4. Sendo certo que os créditos fiscais são insuscetíveis de cessão – nesse sentido o Acórdão do Tribunal Central Administrativo Norte de 18.10.2018 proferido no proc. n.º 97/18.7BEAVR, entre outros, quando nota que “A cessão de créditos é uma forma de transmissão de direito de crédito, no todo ou em parte, que opera por acordo entre o credor e terceiro (art. 577º/1 do Código Civil). Em princípio, todos os créditos, como direitos patrimoniais, são livremente cedíveis, com exceção daqueles em que se verifique alguma das limitações que a segunda parte do n.º 1 do art. 577º do Código Civil enuncia. A lei proíbe a cessão dos créditos tributários a terceiros - salvo os casos previstos na lei- Art. 29º/1 LGT, o que resulta da indisponibilidade dos créditos tributários prevista no art. 30º/2 LGT.”
5. Não opera qualquer efeito uma pretensa sub-rogação, pois que, tendo liquidado um crédito de terceiro, sempre é a requerente credora da sociedade insolvente daquele valor, por efeito imediato.
6. E, ocorrendo tal, óbvio que é a requerente quem tem legitimidade para, detendo tal qualidade de credora (e para tal não opera qualquer efeito ou consequência a ocorrência de sub-rogação), intervir e votar, nomeadamente em assembleia de credores, em relação àquele que era o crédito que a Fazenda Pública reclamava nos autos.
7. Senão, qual a consequência? É reduzido o valor dos créditos reconhecidos?
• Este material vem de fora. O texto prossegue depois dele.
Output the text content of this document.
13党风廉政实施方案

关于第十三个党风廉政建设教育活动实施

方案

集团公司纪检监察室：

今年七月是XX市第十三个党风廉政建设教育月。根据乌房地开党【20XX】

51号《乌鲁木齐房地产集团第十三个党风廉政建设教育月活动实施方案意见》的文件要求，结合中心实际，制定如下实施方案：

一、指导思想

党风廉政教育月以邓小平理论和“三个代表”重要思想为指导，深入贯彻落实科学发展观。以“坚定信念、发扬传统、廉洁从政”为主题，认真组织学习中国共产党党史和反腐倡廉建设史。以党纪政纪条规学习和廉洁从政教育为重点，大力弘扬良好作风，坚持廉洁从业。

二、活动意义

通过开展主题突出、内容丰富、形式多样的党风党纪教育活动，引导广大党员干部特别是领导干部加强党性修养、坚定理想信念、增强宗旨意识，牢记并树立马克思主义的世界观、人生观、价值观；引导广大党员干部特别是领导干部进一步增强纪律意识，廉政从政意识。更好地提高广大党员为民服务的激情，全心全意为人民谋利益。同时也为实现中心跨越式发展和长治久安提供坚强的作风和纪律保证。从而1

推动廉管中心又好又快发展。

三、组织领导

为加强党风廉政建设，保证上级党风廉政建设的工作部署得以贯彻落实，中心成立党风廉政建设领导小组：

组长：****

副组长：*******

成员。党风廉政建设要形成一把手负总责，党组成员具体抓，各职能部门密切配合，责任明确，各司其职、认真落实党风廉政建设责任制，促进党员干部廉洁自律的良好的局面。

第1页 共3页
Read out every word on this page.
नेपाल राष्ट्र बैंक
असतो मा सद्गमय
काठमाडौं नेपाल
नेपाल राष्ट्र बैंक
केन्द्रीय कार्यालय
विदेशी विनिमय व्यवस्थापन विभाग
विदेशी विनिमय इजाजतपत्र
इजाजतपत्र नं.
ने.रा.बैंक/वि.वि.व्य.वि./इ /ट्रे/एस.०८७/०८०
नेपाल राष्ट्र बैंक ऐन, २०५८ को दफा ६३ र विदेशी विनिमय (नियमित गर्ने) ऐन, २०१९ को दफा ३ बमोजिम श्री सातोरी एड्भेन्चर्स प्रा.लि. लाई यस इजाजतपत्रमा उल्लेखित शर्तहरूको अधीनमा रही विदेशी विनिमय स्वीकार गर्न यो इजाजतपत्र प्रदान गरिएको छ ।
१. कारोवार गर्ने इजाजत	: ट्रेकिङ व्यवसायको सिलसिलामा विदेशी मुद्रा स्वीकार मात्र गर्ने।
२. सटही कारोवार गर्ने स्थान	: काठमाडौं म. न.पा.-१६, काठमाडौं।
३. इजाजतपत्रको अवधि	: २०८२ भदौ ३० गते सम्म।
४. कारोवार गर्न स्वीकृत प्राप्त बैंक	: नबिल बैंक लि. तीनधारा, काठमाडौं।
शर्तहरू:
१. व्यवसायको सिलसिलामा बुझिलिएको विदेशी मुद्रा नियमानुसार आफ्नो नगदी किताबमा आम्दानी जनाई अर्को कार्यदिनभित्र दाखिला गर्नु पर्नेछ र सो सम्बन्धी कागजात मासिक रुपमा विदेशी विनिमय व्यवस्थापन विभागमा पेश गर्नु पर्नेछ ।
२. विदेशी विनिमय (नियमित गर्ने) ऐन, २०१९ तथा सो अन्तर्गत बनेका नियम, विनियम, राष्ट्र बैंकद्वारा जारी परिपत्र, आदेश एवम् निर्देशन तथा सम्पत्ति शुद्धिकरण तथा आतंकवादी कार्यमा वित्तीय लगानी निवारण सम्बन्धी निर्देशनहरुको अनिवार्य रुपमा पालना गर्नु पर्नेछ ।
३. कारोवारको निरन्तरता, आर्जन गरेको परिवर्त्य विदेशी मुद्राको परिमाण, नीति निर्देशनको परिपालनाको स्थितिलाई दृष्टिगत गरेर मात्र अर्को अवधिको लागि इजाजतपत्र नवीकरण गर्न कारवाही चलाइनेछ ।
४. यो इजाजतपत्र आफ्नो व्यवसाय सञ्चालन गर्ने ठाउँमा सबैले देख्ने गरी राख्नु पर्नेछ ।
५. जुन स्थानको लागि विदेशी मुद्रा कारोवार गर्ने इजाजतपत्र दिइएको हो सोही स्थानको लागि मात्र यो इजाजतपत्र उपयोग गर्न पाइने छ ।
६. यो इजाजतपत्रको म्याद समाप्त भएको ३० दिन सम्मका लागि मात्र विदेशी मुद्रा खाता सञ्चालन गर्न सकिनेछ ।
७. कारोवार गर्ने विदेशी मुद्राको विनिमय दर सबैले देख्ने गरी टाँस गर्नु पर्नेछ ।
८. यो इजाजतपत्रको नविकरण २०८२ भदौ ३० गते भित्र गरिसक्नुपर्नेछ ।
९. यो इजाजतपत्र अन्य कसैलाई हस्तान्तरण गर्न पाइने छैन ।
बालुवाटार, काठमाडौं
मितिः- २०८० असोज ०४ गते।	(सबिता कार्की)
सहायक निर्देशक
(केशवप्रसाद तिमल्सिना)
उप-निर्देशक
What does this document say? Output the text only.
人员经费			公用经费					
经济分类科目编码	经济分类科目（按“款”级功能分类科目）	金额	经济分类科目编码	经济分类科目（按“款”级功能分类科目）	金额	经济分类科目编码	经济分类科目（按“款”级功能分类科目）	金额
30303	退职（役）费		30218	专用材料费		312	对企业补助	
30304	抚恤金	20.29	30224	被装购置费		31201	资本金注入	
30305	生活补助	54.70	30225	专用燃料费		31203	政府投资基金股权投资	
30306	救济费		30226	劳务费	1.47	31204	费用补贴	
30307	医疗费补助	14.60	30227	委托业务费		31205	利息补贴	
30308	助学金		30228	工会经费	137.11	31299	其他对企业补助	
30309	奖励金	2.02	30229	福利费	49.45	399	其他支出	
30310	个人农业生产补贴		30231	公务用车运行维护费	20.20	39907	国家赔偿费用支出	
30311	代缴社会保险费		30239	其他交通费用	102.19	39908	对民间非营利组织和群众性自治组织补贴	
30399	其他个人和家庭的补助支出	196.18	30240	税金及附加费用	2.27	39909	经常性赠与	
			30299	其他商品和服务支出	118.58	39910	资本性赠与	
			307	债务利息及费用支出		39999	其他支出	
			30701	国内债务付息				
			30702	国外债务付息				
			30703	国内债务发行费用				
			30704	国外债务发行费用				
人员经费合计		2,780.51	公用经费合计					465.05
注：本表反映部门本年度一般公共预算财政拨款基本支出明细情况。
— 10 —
Tanto mais que a Fazenda Pública já manifestou nos autos a sua não intenção de exercer qualquer direito subjacente ao crédito liquidado pela ora requerente.
Termos em que se reitera o já antes propendido, devendo a ora requerente ser considerada como detentora do crédito reclamando e reconhecida como tal para os termos dos autos.”
Em 01/03/2021 foi proferido o seguinte despacho:
“I. 12-05-2020, Requerimento de habilitação de M… no lugar da Fazenda Nacional
I.1 14-12-2020
Por falta de fundamento legal, indefiro a habilitação.
Notifique.”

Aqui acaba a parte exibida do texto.